Frequently Asked Questions
What can the Anker SOLIX F3000 run?
With 3,072Wh of storage and high output, it runs the essentials of a home through an outage, a fridge, lights, a router, phones, and a CPAP, often for a day or more before needing a recharge. It can also handle heavier loads like a space heater for shorter stretches, and you can expand the battery for multi-day resilience.
Is the F3000 portable?
Not really, and that is the honest trade-off. At around 91 lbs it has wheels and a handle, but it is best thought of as a stay-put home backup unit you move occasionally, not something you carry on a hike. If you need true grab-and-go power, a 1kWh-class unit is far more practical.
Can I expand its capacity?
Yes, that is one of its biggest strengths. The F3000 accepts expansion batteries, letting you grow the system well beyond 3kWh toward whole-home backup. The Anderson port also supports more advanced setups. This expandability is what justifies the unit for serious preparedness.
Is the Anker SOLIX F3000 worth it?
If you want genuine multi-day home backup and room to grow, yes. It is one of the most capable single units a beginner can buy, with durable LiFePO4 cells and the output to carry real loads.
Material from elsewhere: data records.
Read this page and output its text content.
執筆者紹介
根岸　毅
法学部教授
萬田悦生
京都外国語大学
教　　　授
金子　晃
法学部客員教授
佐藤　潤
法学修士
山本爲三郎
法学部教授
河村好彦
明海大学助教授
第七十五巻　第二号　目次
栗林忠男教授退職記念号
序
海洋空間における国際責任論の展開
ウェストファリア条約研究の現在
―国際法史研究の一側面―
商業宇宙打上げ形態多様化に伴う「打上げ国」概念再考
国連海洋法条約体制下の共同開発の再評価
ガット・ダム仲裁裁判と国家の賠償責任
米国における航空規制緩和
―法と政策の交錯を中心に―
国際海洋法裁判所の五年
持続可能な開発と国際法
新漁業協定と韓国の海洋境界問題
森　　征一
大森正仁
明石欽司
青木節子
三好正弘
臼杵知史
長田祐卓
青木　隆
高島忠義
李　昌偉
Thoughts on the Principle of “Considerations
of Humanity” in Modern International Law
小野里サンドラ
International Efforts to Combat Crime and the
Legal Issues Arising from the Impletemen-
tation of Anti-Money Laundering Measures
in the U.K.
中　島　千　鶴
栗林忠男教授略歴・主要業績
If your needs are lighter, a smaller, cheaper, more portable station makes more sense.
How do I recharge it during a long outage?
Pair it with folding solar panels so the sun refills it each day, which is what turns a few days of backup into open-ended resilience. It also recharges quickly from the wall when grid power returns, and can charge from a vehicle or generator for flexibility.